1992’de yeniden açıldığında, CHP’nin önünde iki seçenek vardı. 1970 öncesinin CHP'si gibi halkın ekonomik sorunları dışındaki soyut konularda söylenip durmak ve küçülmeye devam etmek. Ya da çalışanların, emeği ile geçinenlerin sorunlarına eğilmek. İşte o zaman CHP gerçekten 6 okunun gereği olan \'halkçılık\' ilkesine sahip çıktığına halkı inandırabilirdi. O nedenle, 1995 seçimine giderken, \'CHP DEĞİŞİMİN GÜCÜ\', sloganını bildirgesinin başlığı yaptı.
Ne var ki, 21. yüzyılın başında, CHP hâlâ halkta bu inancı sağlayamamıştı. 2002’de, AKP iktidara geldikten sonra, tıpkı 1957 seçimini izleyen yıllardaki gibi “laiklik elden gidiyor” endişesi CHP’nin birincil gündemi olmaya devam ediyordu. Demirel'in Devlet Planlama Teşkilatı'nın başına Turgut Özal'ı getirmesiyle başlayan ve 12 Mart 1971 askeri müdahalesine dek süren kaygıların gerekçesi de buydu. Laiklik karşıtı takunyalıların devleti ele geçireceği korkusu, o kuşak aydınlarının yıllarını almıştı.

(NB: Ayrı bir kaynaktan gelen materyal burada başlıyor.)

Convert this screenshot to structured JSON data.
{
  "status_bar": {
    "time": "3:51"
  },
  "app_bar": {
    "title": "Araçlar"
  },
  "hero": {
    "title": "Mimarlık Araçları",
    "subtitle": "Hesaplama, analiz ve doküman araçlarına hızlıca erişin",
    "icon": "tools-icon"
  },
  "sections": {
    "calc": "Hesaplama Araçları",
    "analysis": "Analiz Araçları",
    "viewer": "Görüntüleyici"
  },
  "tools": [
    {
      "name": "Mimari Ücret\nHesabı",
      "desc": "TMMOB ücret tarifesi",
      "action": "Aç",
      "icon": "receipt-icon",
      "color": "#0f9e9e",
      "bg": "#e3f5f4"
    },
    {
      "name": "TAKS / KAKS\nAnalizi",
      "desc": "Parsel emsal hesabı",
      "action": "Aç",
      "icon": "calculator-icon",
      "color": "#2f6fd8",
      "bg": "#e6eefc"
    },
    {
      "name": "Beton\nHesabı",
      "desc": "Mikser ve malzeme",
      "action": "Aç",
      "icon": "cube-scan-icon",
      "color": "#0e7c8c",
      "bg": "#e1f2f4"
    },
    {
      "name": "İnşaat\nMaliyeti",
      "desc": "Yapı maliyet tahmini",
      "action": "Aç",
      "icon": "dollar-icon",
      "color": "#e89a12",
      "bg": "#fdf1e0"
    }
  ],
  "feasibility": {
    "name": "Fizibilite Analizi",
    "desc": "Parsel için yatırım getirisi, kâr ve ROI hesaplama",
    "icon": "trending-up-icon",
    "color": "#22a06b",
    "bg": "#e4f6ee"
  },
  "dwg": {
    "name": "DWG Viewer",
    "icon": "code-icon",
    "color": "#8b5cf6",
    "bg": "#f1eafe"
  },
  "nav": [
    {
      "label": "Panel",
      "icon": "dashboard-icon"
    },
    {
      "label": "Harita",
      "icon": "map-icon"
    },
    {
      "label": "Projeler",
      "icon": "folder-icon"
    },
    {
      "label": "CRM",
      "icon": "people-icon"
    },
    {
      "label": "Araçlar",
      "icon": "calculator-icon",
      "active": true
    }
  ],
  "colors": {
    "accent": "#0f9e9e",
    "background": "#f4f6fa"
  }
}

Turgut Özal kendi partisini kurup 1983'te iktidara geldiğinde, İran'da Humeyniciler henüz yolun başındaydı. 1989'da Cumhurbaşkanı seçilirken, sosyal demokratların meclisi boykot gerekçesi, Özal’ın Çankaya Köşkü'nü mollaların Kum kentindeki dergâhı gibi takunyalılarla dolduracağıydı. 2007’de Abdullah Gül'ün cumhurbaşkanlığını engellemek için yapılan 27 Nisan e-darbesinin arkasında da, laiklik konusundaki duyarlılık olduğu işaret edildi. \'Çankaya'yı kurtarma\' heyecanıyla, Tandoğan, Çağlayan ve İzmir'de toplanan milyonların tepkisi sonunda, Ergenekon’a gerekçe oldu.
Özellikle 1999 seçimi öncesi CHP'ye hâkim olan kötümserlik, seçim sonuçlarını belirleyen \'gerginlik\' politikasının da nedeni olmuştu. Politikada geçmişin en usta yorumcusu Turan Hoca'dır. Hoca, \'Demokraside halkı sürekli 'hayır' demeye zorlamak kadar yanlış yoktur\' derdi. Hep eleştiren değil, özellikle halkın temel sorunları, yani aş ve iş konusunda çare arayan ve çözüm getiren bir parti olmak gerekiyordu.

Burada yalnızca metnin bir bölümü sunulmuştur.